Il essaie de gagner du temps, de discuter, d’apitoyer, mais, on se montre intraitables. Déterminées. Et, au final, il a pas le choix. Bien obligé de se résoudre, la mort dans l’âme, à nous offrir son petit derrière pour une bonne claquée.
Jessica a applaudi des deux mains.
– Génial ! C’est vrai, ça ! Il y a pas de raison que ce soit toujours eux qui mènent la danse. Un peu à notre tour. On commence quand ?
– Oh, mais quand on veut. Tout de suite si on veut.
– Eh bien, allez alors !
Et on s’est rassemblées, toutes les trois, autour de mon ordinateur. On a fait défiler les profils.
– Première règle, les filles, on en choisit un qu’a pas mis de photo. S’il l’a pas fait, c’est peut-être qu’il est laid à faire peur, mais c’est, plus vraisemblablement, parce qu’il redoute qu’une bonne copine de sa femme, passant par là, le reconnaisse et vende la mèche. On est donc sur la bonne voie.

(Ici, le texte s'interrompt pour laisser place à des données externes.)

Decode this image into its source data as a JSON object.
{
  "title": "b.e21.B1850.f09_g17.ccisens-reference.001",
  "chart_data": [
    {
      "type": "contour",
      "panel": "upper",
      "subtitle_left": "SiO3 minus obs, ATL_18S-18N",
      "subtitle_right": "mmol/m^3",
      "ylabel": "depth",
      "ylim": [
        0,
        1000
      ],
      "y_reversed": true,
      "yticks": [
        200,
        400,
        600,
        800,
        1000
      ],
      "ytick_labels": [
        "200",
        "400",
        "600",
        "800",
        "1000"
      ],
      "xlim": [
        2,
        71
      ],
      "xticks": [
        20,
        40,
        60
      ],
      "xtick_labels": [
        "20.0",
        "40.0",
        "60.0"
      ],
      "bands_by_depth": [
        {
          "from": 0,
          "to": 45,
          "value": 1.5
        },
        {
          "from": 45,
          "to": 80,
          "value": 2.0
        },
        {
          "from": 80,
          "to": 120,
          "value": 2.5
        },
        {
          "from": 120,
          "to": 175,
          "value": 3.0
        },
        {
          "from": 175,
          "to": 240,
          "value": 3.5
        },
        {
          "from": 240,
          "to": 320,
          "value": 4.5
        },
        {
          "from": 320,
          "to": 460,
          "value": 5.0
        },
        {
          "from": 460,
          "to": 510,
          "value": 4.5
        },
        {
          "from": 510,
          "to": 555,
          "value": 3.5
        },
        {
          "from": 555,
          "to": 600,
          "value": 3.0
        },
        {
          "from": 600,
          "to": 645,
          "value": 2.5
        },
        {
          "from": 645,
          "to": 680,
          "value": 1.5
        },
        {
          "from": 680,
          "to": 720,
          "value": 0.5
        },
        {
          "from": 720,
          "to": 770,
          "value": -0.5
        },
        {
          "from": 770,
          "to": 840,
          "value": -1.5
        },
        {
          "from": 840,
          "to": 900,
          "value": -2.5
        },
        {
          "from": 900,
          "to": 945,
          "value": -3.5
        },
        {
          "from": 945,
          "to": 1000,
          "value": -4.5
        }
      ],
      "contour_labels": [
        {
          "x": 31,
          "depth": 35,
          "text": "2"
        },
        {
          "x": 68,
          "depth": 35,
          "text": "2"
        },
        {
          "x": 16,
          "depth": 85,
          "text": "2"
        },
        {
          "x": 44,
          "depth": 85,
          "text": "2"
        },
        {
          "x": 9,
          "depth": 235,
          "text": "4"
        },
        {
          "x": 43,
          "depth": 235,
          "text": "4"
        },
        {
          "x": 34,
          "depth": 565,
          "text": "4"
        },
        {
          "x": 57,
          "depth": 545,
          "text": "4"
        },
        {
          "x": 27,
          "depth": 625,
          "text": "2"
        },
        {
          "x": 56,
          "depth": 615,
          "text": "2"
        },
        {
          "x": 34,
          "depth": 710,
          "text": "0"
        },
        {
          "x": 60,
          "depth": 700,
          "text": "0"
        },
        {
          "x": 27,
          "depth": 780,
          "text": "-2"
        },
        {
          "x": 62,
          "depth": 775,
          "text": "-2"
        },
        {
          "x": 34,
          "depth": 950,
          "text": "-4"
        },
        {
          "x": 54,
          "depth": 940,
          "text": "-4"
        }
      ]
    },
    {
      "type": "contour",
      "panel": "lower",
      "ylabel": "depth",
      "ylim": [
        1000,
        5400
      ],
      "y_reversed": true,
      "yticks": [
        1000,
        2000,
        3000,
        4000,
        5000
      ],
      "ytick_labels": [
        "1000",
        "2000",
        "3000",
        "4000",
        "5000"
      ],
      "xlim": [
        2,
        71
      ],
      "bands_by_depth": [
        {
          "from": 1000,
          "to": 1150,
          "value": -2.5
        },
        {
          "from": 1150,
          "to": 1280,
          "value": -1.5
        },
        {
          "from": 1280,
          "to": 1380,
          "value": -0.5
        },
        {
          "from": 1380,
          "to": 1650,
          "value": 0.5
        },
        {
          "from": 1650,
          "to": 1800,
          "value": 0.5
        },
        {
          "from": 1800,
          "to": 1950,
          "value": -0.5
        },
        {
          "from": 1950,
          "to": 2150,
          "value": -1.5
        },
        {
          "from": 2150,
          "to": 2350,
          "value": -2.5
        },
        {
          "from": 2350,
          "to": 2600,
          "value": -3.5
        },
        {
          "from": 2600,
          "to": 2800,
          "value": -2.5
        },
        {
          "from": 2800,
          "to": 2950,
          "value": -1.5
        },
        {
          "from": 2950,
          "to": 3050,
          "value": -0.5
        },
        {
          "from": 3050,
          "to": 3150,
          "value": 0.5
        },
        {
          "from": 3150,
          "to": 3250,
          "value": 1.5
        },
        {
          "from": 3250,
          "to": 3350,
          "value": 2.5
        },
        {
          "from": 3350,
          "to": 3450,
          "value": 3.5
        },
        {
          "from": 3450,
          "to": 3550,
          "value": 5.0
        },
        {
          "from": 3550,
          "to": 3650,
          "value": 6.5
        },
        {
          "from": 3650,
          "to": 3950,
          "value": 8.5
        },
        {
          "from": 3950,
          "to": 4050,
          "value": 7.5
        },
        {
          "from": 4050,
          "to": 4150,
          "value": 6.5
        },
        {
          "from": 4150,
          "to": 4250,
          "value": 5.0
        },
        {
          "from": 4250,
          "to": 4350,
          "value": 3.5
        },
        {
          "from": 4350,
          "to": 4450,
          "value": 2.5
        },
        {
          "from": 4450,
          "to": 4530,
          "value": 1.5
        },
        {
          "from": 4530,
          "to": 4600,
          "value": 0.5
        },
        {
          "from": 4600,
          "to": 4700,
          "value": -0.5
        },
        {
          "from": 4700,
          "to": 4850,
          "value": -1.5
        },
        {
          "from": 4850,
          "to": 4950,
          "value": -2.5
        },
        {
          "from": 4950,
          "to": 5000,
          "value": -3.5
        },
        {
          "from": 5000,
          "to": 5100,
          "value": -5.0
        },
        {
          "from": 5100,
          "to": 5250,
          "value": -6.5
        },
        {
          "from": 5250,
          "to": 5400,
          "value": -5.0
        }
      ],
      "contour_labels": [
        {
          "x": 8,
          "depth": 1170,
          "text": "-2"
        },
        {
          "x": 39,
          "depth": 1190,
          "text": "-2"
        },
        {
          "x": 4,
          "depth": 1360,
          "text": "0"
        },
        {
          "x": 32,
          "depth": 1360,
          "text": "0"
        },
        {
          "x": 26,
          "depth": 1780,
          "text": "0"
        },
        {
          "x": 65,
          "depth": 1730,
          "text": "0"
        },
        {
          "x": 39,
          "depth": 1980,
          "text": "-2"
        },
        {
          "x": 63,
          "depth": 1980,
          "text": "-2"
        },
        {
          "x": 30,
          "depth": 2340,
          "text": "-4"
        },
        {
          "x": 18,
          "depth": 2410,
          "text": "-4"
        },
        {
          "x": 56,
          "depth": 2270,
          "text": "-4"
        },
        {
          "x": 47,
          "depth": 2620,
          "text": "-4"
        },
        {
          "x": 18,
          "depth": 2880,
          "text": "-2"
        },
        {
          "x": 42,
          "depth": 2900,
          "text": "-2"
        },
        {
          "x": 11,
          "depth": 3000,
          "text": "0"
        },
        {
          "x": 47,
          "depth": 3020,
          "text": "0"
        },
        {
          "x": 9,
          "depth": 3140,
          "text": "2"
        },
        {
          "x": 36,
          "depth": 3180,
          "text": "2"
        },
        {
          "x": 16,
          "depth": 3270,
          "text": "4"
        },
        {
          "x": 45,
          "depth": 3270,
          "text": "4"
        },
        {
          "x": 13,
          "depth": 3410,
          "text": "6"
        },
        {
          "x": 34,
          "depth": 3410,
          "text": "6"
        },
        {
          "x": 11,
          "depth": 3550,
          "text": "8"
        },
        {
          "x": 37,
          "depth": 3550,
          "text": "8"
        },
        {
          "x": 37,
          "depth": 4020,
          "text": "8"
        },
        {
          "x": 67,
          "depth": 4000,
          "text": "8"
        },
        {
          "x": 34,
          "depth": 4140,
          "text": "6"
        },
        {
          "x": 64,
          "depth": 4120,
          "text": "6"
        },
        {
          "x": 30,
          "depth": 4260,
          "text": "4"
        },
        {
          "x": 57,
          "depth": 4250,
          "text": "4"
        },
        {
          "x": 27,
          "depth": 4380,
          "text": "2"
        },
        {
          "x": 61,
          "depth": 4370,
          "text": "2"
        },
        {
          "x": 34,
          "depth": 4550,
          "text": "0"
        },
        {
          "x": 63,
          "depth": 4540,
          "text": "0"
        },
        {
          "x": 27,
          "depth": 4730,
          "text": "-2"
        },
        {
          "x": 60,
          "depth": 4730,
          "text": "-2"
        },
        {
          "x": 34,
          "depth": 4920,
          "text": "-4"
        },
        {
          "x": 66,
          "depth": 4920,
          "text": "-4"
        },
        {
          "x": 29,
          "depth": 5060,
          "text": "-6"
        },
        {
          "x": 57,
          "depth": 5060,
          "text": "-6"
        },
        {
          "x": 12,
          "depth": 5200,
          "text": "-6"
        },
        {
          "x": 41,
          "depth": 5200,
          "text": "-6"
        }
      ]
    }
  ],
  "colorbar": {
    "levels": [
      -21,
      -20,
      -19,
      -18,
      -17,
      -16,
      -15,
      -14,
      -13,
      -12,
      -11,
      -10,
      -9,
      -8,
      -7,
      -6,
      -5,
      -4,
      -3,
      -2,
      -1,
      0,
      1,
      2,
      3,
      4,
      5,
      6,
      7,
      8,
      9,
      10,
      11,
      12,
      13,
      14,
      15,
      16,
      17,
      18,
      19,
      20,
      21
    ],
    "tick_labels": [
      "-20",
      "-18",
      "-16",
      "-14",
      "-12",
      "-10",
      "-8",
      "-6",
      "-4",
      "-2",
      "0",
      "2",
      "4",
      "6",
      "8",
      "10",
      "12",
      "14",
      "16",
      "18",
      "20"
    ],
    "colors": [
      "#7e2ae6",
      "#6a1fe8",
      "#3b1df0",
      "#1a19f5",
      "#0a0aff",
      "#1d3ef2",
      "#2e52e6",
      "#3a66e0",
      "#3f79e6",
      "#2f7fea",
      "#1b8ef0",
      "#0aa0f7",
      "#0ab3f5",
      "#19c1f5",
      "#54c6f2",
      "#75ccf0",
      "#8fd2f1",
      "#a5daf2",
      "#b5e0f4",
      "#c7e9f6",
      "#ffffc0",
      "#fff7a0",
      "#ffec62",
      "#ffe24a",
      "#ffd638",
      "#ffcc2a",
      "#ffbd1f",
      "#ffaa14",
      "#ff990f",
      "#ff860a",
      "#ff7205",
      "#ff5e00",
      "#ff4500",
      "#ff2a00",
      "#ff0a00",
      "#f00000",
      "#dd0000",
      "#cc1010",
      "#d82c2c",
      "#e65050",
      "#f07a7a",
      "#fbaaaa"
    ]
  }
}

On a longuement hésité. Et finalement arrêté notre choix sur un type qui se disait chef d’entreprise. Sans plus de précisions.
– Oui, mais alors ça, moi, je demande à voir. Parce que vous avez remarqué ? Ils sont tous ou professeurs ou commerçants ou cadres de quelque chose.
La trentaine.
– Pareil. Rajoutez une bonne dizaine d’années.
Et bourré de qualités. Intelligent. Cultivé. Sportif. Tolérant. Sentimental. Plein d’humour.
– Il va pas dire le contraire.
Bon, mais alors, qui c’est qui s’y collait la première ?
– Pauline ! Pauline ! C’est elle qu’a eu l’idée.
Et Pauline a envoyé un premier message.